I have seen the propity of $L_1\cup L_2$ is a regular language if $L_1$ & $L_2$ are regular languages.
But it works backwards? If i have a regular language L, always exist two others regular languages that together makes L?
Can i have a demostration?
Corrected and expanded 15 January 2024.
Provided that $|L|>1$, we can always find disjoint, non-empty languages $L_0$ and $L_1$ such that $L=L_0\cup L_1$. Every finite language is regular, and regular languages are closed under taking relative complements, so we may take $L_0$ to be any non-empty proper subset of $L$ and let $L_1=L\setminus L_0$.
However, if $L$ is infinite it is actually possible to choose $L_0$ and $L_1$ both to be infinite as well. Let $L$ be an infinite regular language, let $p$ be its pumping length, and fix $w\in L$ such that $|w|\ge p$. Then $w$ can be decomposed as $w=xyz$ in such a way that $|xy|\le p$, $|y|\ge 1$, and $xy^kz\in L$ for each $k\in\Bbb N$. (Note that my $\Bbb N$ includes $0$.)

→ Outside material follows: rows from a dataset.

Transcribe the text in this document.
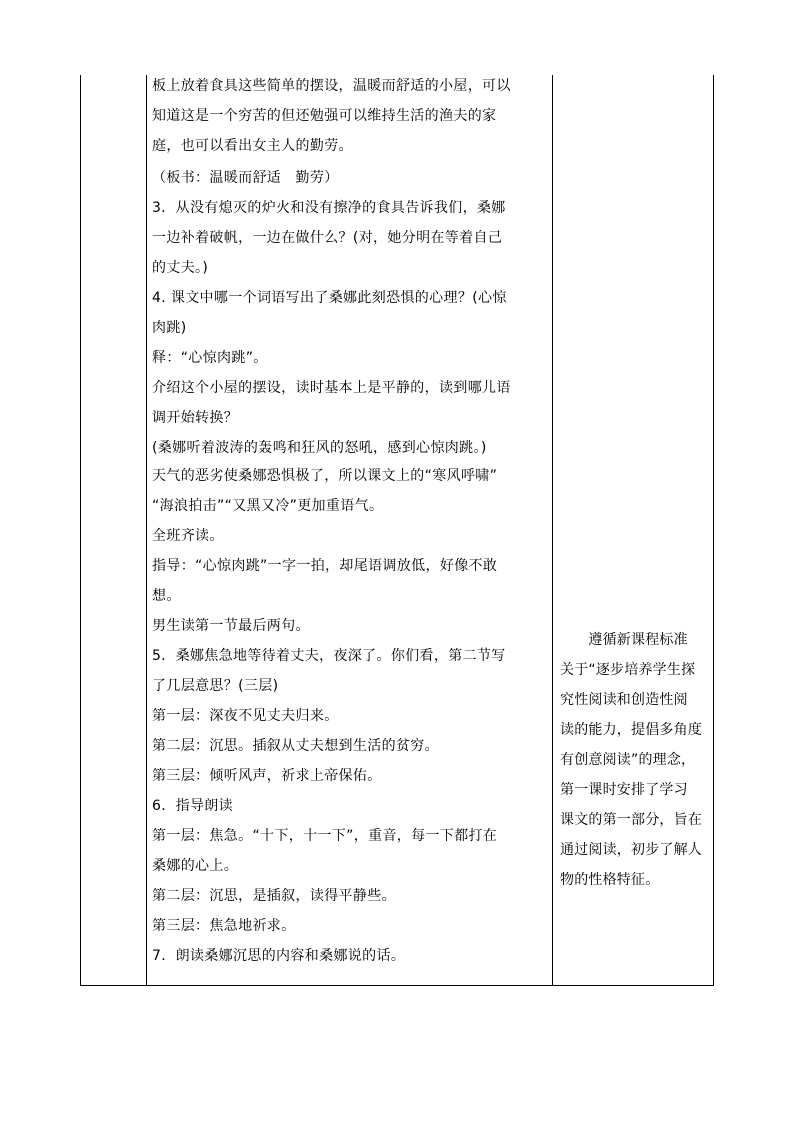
板上放着食具这些简单的摆设，温暖而舒适的小屋，可以
知道这是一个穷苦的但还勉强可以维持生活的渔夫的家
庭，也可以看出女主人的勤劳。
（板书：温暖而舒适　勤劳）
3．从没有熄灭的炉火和没有擦净的食具告诉我们，桑娜
一边补着破帆，一边在做什么？(对，她分明在等着自己
的丈夫。)
4. 课文中哪一个词语写出了桑娜此刻恐惧的心理？(心惊
肉跳)
释：“心惊肉跳”。
介绍这个小屋的摆设，读时基本上是平静的，读到哪儿语
调开始转换？
(桑娜听着波涛的轰鸣和狂风的怒吼，感到心惊肉跳。)
天气的恶劣使桑娜恐惧极了，所以课文上的“寒风呼啸”
“海浪拍击”“又黑又冷”更加重语气。
全班齐读。
指导：“心惊肉跳”一字一拍，却尾语调放低，好像不敢
想。
男生读第一节最后两句。
5．桑娜焦急地等待着丈夫，夜深了。你们看，第二节写
了几层意思？(三层)
第一层：深夜不见丈夫归来。
第二层：沉思。插叙从丈夫想到生活的贫穷。
第三层：倾听风声，祈求上帝保佑。
6．指导朗读
第一层：焦急。“十下，十一下”，重音，每一下都打在
桑娜的心上。
第二层：沉思，是插叙，读得平静些。
第三层：焦急地祈求。
7．朗读桑娜沉思的内容和桑娜说的话。
　　遵循新课程标准
关于“逐步培养学生探
究性阅读和创造性阅
读的能力，提倡多角度
有创意阅读”的理念，
第一课时安排了学习
课文的第一部分，旨在
通过阅读，初步了解人
物的性格特征。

Let $L_0=\left\{xy^{2k}z:k\in\Bbb N\right\}$; $L_0$ is described by the regular expression $x(yy)^*z$, so it is regular, and clearly it is infinite. Again let $L_1=L\setminus L_0$; clearly $\left\{xy^{2k+1}z:k\in\Bbb N\right\}\subseteq L_1$, so $L_1$ is infinite, and $L=L_0\cup L_1$ is the desired decomposition of $L$.